Nobody has the right to decide for the general public what they should or should not think. But for the record, to any reasonable person, there is nothing either divisive or hateful in Bernier’s public positions; he came within a whisker, after all, of heading the Conservatives, Canada’s founding party. It would be profoundly sinister to ban him from the debates on these grounds.

And, not incidentally, Singh’s NDP, by contrast, regularly promotes hatred towards identifiable groups: independent businessmen, the well-off, white males, Americans, Trump supporters, and so on. In doing so, it is also deliberately divisive: its pitch is to sectarian interests as a matter of standard policy: “identity politics.”

In all fairness, Singh ought thereby to have excluded himself from the debates. His dishonesty or lack of self-awareness here is staggering.

Now that Bernier is in the debates, I think he has real breakout potential. Although this may help Trudeau, I think Trudeau is the probable winner in any case. When SNC-Lavalin broke, I was sure petite patate was finished. But God seems to have wanted otherwise, splitting the vote on his left between the NDP and the Greens.

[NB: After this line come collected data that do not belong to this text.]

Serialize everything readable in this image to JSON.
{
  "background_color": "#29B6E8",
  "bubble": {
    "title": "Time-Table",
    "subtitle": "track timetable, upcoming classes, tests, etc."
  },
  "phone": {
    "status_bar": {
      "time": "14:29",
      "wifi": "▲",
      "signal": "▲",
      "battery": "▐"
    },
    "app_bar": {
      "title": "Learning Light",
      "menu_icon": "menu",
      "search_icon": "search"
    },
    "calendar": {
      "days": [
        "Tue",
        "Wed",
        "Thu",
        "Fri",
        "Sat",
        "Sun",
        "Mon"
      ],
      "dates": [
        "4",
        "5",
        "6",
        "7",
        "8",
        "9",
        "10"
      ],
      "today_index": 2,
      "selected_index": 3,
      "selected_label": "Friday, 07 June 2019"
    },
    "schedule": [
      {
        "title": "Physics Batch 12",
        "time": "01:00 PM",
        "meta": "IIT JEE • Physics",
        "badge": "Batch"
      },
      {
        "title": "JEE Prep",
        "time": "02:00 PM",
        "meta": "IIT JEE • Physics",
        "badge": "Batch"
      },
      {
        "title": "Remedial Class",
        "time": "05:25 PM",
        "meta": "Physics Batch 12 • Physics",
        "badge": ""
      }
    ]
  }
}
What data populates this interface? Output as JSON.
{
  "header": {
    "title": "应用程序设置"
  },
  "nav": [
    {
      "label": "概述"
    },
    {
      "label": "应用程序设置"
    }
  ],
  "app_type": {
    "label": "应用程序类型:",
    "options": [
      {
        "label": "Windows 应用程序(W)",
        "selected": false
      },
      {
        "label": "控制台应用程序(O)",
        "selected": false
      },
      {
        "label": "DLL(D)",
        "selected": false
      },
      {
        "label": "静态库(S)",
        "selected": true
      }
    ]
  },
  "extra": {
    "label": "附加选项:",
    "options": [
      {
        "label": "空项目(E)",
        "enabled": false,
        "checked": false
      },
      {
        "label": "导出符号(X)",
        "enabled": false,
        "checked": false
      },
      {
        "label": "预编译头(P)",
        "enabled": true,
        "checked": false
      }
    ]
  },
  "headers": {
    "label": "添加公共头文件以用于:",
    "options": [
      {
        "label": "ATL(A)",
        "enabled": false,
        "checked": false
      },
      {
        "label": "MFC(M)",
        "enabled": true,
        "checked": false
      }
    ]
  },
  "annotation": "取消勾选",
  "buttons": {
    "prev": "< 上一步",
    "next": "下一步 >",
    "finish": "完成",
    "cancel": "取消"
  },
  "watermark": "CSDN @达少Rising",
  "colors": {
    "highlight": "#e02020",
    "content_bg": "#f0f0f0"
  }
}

That should hand the Rouge a fistful of extra seats.

Scheer presented well at the Maclean’s debate. Yet I think his middle-of-the-road approach is ineffective in elections any more. If you dislike Trudeau’s policies, why vote for the Tories, if they offer the same policies? If you find Trudeau incompetent, why turn to someone less experienced? It is a great pity Bernier is not the Tory leader. The one angle on which Scheer can run is on the impression that Trudeau and the Liberals are corrupt. I think that is a tough sell; JT looks incompetent and panicked rather than corrupt.

In any case, for the sake of a full debate, we need to hear from Mad Max.